VistaEmoticonsPreview7. I am grateful for emoticons so that when I don’t know what to say in an awkward conversation, I can always defer to an “lol” with a smiley and not sound like a dick.  Emoticons are also helpful in passive aggressive conversations when you want to say “fuck you” but instead you insert a Smile and they know what you mean but can’t call you on it.

8. I am grateful that my nine year old is so easy to manipulate when it comes to bad words in songs so I can buy the explicit versions.  For example, in the song, “Moves Like Jagger” I’ve convinced my nine-year-old  that when he says, “I don’t give a fuck” he’s actually saying, “I don’t give it up.”  I like my music with eff words.

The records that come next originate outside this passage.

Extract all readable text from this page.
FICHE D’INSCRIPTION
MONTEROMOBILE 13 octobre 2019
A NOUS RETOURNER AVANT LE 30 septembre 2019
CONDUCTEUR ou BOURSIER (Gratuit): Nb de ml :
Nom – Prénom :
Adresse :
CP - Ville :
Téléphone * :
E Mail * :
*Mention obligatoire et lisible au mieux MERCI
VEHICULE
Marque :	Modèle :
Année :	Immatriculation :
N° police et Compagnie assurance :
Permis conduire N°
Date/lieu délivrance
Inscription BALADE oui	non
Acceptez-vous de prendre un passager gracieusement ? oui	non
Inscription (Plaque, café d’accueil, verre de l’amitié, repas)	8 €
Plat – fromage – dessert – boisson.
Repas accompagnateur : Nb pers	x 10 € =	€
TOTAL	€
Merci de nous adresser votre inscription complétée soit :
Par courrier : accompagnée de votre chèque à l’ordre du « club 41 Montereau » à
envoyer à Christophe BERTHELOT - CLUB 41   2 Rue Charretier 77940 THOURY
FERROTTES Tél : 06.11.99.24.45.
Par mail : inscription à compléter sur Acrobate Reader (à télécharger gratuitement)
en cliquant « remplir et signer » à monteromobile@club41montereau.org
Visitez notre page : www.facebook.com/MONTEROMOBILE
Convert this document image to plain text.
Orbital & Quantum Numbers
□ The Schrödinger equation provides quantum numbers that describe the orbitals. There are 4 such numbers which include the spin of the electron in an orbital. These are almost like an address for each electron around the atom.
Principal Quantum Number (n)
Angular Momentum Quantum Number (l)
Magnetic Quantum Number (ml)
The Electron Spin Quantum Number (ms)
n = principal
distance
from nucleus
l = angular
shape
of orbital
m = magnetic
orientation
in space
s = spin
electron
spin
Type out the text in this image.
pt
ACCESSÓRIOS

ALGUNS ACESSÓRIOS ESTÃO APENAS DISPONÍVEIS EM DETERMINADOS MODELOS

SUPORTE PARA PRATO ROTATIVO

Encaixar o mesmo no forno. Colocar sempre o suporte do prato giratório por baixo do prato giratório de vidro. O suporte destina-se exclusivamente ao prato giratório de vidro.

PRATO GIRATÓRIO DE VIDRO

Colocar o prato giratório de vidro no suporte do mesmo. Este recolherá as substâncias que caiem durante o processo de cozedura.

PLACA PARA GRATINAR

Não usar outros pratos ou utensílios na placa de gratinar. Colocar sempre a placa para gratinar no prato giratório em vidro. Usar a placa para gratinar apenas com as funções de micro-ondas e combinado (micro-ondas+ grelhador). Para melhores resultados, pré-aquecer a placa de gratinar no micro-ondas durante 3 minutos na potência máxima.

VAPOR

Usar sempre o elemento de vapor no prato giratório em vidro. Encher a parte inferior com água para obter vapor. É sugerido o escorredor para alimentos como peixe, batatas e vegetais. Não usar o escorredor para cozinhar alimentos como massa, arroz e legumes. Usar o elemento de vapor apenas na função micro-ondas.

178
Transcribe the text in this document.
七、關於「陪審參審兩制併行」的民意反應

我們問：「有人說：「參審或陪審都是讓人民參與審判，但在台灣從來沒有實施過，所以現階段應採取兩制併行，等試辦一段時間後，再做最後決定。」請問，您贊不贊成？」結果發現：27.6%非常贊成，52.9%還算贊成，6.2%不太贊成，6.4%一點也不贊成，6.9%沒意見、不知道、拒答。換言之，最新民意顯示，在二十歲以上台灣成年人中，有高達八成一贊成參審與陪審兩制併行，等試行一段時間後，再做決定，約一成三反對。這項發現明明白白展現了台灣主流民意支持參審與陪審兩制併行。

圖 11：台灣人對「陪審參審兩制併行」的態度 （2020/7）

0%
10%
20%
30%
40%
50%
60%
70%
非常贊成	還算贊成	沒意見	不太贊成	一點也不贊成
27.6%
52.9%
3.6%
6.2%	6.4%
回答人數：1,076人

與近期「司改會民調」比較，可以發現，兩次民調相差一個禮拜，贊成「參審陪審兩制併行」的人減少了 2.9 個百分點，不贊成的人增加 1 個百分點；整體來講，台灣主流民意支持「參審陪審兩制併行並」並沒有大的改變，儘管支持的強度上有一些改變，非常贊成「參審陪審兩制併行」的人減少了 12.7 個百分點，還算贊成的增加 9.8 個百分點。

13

9. I am grateful that my friend who does my Brazilian waxes doesn’t judge me when I take shots of Malibu before, during, and after.

10. I am grateful for yoga and Pilates.  [insert sex joke here]

11. I am grateful for foam swords and all their uses and applications. 

12.  I am grateful for the word, “fuck” and any word I can easily make an “s” a “z'” even though it makes me sound like a douche.

13. I am grateful for the word douche.

1 comment:

  1. Oh my goodness, you have me rolling. And you have a new follower!